There exists some computer languages that allow defining such complete
system: Haskell is one of these, however it does not enforce or require the
completeness of functions, so you have to add an explicit pattern matching
clause to your functions definition, or choose between two alternate
syntaxes that make the function complete (non strict) or incomplete
(strict).
The remarkable thing of a complete language (like Haskell) is that it can be
fully described in its own language (but then it does not say how to compile
it in a finite time into a finite object, but Haskell does not need to
compile a program completely so that it becomes productive, because it uses
something else, notably "lazy evaluation" without which it would not work;
lazy evaluation is guided by a limited set of strict pattern matching rules,
allowing the language to work as intended).

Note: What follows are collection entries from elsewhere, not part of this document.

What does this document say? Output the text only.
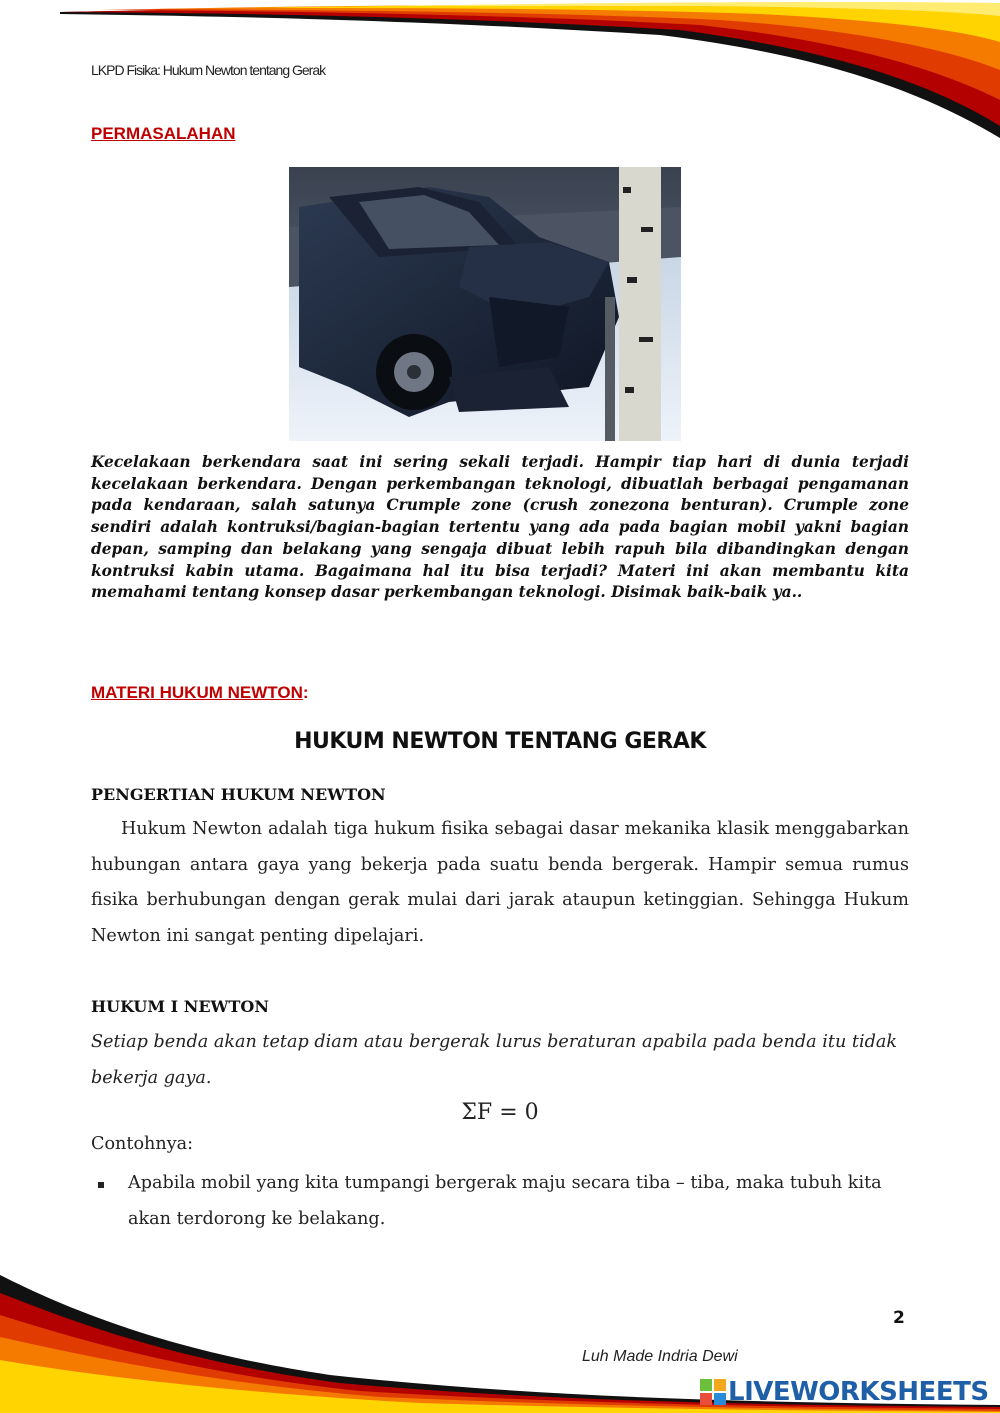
LKPD Fisika: Hukum Newton tentang Gerak
PERMASALAHAN
Kecelakaan berkendara saat ini sering sekali terjadi. Hampir tiap hari di dunia terjadi kecelakaan berkendara. Dengan perkembangan teknologi, dibuatlah berbagai pengamanan pada kendaraan, salah satunya Crumple zone (crush zonezona benturan). Crumple zone sendiri adalah kontruksi/bagian-bagian tertentu yang ada pada bagian mobil yakni bagian depan, samping dan belakang yang sengaja dibuat lebih rapuh bila dibandingkan dengan kontruksi kabin utama. Bagaimana hal itu bisa terjadi? Materi ini akan membantu kita memahami tentang konsep dasar perkembangan teknologi. Disimak baik-baik ya..
MATERI HUKUM NEWTON:
HUKUM NEWTON TENTANG GERAK
PENGERTIAN HUKUM NEWTON
Hukum Newton adalah tiga hukum fisika sebagai dasar mekanika klasik menggabarkan hubungan antara gaya yang bekerja pada suatu benda bergerak. Hampir semua rumus fisika berhubungan dengan gerak mulai dari jarak ataupun ketinggian. Sehingga Hukum Newton ini sangat penting dipelajari.
HUKUM I NEWTON
Setiap benda akan tetap diam atau bergerak lurus beraturan apabila pada benda itu tidak bekerja gaya.
ΣF = 0
Contohnya:
Apabila mobil yang kita tumpangi bergerak maju secara tiba – tiba, maka tubuh kita akan terdorong ke belakang.
2
Luh Made Indria Dewi
LIVEWORKSHEETS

(Note that Haskell does not define any syntax for using BOTTOM explicitly
and directly, its "_" notation is not BOTTOM, its implicit "forall
quantifiers" are not BOTTOM, but synonyms for "_", except that they are
given specific named for the purpose of matching different instances of "_"
; Haskell just uses BOTTOM implicitly within the way its pattern matching
system works for type inference, something that is enough for allowing
programs written in Haskell to build an expression that is idempotent to
BOTTOM, so that the absence of enforcement of strictness in Haskell allows
the language to be complete according to Gödel's theorem).
I prefer the "complete" approach when building a regexp matcher: it is much
simpler and allows building a language that is as powerful as the Turing
machine; any incomplete approach would not solve all problems, and could
require algorithms that are undecidable within a finite time because they
lack some possibility, such as not permitting matches on BOTTOM.
Within my implementation, BOTTOM is just implicitly a member of all
"character" classes like "[abc]" (including negated classes like "[^abc]",
or the "any character" class like ".") I don't even need a syntax within
Regexps to match it explicitly (although I could do it using some \notation,
however it is not needed for matching any regexp with texts that don't
contain it; but it could be used to match a regexp with another regexp, and
build a finite algorithm that will decide if two languages are semantically
equivalent).
But BOTTOM appears as being necessary for the implementation (and yes, this
really simplifies things a lot, because now I know some theorems about the
completeness of the language, which is now definable in a finite way, with a
finite number of inference rules and a finite number of ur-elements!)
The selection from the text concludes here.